The Kennedy Center

Anton Rubenstein



Biography

Russian pianist, composer, and conductor Anton Rubenstein (1829-1894) is considered one of the great piano virtuosos of the nineteenth century. In his day, he rivaled the great Franz Liszt as a pianist. At age 5, Rubenstein began taking piano lessons with his mother. He progressed rapidly and a within a year-and-a-half was taking lessons from Alexander Villoin, Moscow’s leading piano teacher. Rubenstein made his public debut at age 9.  Later that year, Rubenstein went to Paris with Villoin to enroll in the Conservatory, but he was not granted an audition because there were too many other young prodigies who had applied.

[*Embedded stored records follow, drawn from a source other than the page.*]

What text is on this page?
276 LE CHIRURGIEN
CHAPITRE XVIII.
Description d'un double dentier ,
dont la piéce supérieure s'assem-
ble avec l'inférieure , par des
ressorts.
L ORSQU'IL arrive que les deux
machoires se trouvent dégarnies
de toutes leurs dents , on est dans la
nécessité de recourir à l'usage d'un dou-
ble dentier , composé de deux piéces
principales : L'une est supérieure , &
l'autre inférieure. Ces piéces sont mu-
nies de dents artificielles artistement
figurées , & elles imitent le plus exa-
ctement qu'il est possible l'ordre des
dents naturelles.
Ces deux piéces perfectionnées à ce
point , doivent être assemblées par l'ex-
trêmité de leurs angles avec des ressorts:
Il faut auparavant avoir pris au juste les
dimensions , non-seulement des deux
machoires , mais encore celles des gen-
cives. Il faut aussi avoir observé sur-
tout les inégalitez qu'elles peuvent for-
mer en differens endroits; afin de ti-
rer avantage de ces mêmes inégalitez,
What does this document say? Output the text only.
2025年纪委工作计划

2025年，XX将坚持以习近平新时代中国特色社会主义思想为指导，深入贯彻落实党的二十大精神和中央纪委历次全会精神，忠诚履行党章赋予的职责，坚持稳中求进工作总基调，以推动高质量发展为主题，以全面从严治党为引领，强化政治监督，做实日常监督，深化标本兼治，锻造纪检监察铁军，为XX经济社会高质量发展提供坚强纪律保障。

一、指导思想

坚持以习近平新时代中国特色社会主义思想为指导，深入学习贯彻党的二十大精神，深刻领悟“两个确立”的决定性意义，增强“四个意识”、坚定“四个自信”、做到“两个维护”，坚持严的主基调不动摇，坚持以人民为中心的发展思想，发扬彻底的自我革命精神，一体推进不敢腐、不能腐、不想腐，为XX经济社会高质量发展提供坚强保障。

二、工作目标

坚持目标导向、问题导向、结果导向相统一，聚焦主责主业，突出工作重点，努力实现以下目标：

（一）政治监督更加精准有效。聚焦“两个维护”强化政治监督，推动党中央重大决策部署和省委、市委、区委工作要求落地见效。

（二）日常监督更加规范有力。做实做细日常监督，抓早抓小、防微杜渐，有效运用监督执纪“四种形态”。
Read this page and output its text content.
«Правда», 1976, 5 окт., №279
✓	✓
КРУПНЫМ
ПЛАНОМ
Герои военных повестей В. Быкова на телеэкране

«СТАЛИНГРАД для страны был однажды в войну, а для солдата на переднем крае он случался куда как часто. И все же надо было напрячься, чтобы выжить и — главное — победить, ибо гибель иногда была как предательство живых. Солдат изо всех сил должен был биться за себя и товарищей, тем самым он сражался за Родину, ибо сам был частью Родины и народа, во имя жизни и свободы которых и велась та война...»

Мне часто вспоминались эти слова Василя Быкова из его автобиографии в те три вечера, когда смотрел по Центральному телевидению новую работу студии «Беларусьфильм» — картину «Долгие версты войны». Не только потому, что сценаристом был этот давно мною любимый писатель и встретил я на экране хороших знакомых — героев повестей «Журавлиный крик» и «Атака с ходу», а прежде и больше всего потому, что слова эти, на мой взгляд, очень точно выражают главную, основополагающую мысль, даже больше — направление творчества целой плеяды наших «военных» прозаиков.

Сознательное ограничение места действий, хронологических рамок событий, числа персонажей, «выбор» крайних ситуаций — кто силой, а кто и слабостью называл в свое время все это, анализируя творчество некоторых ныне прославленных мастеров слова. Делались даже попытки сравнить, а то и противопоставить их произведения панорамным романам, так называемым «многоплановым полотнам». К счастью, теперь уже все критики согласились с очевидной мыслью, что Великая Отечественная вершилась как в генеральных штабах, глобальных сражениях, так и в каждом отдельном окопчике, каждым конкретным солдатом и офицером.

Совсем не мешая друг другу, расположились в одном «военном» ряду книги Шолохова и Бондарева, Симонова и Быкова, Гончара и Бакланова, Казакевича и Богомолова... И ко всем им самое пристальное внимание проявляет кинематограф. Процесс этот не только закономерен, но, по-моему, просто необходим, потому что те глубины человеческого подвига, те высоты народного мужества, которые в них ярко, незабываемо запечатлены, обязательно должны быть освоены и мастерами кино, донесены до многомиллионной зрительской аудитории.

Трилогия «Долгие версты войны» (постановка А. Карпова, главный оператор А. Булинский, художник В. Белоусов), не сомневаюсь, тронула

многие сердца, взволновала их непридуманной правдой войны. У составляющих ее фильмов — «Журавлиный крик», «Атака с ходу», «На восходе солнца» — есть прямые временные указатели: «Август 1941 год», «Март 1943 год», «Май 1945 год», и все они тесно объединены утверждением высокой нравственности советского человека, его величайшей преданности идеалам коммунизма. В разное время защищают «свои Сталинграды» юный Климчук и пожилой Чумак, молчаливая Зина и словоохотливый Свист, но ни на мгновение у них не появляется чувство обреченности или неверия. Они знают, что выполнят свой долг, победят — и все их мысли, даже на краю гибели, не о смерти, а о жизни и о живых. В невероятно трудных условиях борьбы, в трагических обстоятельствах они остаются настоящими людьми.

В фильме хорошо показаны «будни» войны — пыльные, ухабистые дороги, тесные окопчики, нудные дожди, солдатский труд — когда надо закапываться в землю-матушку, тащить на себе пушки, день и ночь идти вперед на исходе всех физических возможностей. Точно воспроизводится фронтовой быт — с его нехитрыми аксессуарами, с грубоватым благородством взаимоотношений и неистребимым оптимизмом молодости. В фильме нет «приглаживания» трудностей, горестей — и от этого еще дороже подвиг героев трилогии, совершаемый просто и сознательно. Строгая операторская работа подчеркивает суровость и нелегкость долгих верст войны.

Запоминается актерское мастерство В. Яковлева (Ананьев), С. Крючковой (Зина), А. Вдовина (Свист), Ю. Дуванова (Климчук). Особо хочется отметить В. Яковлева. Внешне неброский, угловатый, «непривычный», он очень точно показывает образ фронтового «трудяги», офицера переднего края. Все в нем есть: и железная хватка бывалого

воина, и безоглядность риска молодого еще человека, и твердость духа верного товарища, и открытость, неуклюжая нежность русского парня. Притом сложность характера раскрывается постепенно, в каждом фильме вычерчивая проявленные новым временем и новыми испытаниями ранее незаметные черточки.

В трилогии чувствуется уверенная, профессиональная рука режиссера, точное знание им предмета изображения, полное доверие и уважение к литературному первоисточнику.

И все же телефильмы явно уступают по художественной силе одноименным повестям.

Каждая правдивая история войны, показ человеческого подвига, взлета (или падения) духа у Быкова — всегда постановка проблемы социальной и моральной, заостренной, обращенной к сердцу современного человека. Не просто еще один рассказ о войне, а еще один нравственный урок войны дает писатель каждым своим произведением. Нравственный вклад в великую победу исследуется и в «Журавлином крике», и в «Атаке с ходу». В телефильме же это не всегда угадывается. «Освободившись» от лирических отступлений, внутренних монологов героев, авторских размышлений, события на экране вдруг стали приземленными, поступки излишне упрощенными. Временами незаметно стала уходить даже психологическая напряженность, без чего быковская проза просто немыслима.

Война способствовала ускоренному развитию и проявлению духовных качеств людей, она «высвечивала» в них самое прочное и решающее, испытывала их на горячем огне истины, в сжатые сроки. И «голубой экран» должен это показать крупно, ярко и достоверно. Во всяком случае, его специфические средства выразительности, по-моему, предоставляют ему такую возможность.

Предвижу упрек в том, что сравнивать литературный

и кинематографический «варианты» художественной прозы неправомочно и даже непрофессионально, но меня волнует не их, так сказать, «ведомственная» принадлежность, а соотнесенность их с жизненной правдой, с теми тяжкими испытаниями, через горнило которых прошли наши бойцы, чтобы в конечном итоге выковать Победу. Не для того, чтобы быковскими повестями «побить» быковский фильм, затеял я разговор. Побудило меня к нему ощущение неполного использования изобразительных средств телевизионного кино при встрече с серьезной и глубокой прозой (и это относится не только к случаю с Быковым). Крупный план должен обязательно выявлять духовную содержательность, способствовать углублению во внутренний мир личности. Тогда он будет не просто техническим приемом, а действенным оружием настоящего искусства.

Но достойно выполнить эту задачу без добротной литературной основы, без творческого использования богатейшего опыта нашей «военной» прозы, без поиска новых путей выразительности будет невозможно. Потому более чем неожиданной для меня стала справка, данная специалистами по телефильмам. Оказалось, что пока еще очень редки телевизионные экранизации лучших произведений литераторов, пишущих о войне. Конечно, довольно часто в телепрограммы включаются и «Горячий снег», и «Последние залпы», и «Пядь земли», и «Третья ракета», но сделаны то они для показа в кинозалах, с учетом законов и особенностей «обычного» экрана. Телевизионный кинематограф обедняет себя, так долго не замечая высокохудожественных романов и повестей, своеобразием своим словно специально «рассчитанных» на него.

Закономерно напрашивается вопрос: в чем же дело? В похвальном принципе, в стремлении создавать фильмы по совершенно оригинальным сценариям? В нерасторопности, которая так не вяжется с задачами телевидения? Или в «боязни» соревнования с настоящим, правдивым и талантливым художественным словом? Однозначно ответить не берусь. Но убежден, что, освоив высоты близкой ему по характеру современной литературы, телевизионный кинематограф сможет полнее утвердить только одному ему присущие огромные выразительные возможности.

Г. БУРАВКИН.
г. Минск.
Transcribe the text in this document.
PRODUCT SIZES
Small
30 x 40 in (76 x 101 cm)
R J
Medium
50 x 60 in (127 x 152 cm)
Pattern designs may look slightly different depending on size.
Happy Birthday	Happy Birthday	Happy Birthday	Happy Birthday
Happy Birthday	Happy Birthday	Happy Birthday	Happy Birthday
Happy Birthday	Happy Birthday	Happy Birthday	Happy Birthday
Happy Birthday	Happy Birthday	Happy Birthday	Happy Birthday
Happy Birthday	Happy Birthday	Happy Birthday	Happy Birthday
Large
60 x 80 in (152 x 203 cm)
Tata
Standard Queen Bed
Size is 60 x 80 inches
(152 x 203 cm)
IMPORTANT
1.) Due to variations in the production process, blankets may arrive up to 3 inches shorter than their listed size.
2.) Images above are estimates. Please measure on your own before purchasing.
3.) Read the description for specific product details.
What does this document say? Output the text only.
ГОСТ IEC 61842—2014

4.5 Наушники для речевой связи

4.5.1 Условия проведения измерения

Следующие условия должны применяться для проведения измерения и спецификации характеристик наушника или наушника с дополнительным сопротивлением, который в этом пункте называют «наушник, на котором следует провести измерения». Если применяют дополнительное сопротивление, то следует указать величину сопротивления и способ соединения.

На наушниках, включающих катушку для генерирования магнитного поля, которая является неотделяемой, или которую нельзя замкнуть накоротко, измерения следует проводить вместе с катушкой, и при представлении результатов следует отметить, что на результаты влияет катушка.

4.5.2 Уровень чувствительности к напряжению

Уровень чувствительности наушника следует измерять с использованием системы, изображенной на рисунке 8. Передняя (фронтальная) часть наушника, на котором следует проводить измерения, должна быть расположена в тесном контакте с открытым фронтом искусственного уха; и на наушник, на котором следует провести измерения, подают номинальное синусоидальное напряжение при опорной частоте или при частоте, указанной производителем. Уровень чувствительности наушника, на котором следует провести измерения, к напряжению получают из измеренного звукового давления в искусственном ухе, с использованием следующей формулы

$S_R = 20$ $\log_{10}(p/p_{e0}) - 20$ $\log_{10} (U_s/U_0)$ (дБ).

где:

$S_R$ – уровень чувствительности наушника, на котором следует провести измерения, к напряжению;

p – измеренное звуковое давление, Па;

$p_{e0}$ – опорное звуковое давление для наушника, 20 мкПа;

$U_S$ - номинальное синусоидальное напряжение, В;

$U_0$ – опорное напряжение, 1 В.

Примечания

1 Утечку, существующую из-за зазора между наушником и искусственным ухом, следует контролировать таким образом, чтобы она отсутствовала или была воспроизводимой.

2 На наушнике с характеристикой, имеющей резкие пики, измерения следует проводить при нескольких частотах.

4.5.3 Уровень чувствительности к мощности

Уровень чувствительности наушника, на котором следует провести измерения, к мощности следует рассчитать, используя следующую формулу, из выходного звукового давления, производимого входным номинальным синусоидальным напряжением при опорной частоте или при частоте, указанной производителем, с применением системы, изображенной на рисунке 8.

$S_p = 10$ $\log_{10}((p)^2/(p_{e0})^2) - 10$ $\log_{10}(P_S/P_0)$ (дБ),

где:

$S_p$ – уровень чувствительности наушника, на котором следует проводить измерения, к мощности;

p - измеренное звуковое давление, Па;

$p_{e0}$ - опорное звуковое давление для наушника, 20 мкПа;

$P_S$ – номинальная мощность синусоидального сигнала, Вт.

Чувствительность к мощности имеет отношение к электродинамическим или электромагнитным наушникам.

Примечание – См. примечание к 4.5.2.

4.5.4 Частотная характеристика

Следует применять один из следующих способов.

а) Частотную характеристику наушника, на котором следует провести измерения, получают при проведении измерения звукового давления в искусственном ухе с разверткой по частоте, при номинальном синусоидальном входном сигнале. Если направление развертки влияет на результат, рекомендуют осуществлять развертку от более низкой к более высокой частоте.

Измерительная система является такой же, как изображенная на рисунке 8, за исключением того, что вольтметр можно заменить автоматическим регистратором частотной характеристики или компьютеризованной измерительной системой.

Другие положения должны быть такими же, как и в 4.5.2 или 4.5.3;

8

Rubenstein nevertheless remained in Paris and, in 1840, played at a concert whose audience members included Chopin and Liszt. Chopin invited Rubenstein to play for him, and Liszt acclaimed the young pianist as his successor but advised Villoin to take the young boy to Germany to study composition. Instead, Villoin took Rubenstein on an extended concert tour of Europe and Western Russia, which lasted more than three years. On their return to Moscow, Rubenstein’s mother, having spoken to Liszt, sent her son to Berlin to complete his musical education. After some years of study, Rubenstein eventually settled in St. Petersburg, where he founded the Conservatory and devoted himself to improving musical education in Russia. He continued to give memorable concerts throughout his life. He was known for his virile, fiery playing and sensuous tone, although his technique was often slap dash. Rubinstein once told the young Rachmaninov how he achieved that tone. “Just press upon the keys until the blood oozes from your fingertips.”